The big spring auctions are still more than six weeks away, but there are already signals that they could continue to fuel the art market's dizzying climb.
Among the new records that could be set is that of the most expensive painting ever sold at auction.
Christie's said Wednesday that Pablo Picasso's 1950s masterpiece "Les femmes d'Alger (Version 'O')" will be up for bid at a special sale on May 11. The painting could fetch more than $140 million, possibly topping the record $142 million sale of a Francis Bacon triptych that was sold by Christie's in 2013. (While the Bacon triptych, "Three Studies of Lucian Freud," is the most expensive artwork ever sold at auction, other works have sold for more in private sales).

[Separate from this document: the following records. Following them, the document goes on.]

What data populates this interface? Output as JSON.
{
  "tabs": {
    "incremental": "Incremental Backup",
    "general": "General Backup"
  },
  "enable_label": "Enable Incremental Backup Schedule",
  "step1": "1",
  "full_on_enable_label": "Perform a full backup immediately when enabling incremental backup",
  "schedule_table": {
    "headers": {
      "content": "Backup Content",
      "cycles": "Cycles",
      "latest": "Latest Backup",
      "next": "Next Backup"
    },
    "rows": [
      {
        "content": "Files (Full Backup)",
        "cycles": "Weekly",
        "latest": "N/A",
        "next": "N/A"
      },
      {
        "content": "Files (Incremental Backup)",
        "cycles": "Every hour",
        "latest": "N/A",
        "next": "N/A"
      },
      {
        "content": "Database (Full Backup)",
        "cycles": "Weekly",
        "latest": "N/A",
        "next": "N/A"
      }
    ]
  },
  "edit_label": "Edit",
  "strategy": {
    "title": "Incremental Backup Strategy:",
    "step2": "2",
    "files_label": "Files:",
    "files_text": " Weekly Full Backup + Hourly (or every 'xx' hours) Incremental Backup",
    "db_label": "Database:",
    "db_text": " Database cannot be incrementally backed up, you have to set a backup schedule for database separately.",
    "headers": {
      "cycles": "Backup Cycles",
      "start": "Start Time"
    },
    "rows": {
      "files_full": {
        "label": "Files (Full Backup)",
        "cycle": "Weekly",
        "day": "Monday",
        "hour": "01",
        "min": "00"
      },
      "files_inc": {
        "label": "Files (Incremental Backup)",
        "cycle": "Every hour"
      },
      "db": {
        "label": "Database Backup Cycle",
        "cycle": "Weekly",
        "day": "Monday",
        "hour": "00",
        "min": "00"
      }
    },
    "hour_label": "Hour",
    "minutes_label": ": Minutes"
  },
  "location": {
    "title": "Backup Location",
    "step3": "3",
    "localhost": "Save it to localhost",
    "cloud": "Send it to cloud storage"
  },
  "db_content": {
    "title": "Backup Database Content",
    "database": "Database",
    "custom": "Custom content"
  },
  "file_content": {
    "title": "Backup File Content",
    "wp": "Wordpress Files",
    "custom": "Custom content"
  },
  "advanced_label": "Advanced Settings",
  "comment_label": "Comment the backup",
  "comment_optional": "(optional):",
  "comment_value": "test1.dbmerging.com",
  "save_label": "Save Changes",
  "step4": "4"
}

The Picasso was previously owned by Victor and Sally Ganz, who sold their collection at a Christie's auction in 1997 for more than $200 million. In that sale, "Femmes" was acquired for $31.9 million. That means if the painting fetch the estimated price it will be a more than four-fold increase in value over 18 years. That's nearly twice the gains of the stock market over the same period.
The painting will be offered in a special sale called "Looking Forward to the Past," which will be in addition to the auction house's usual spring sales.
"Many new global collectors chasing masterpieces have been waiting for an iconic Picasso to appear on the market," said Jussi Pylkkanen, Christie's global president. "None is more iconic than "Les femmes d'Alger." The sale ... promises to be a sale to remember."
The piece took Picasso more than two months and over 100 studies to create. With its intricate composition and vibrant colors, the work may well be "the single most important painting by Picasso to remain in private hands," Christie's said.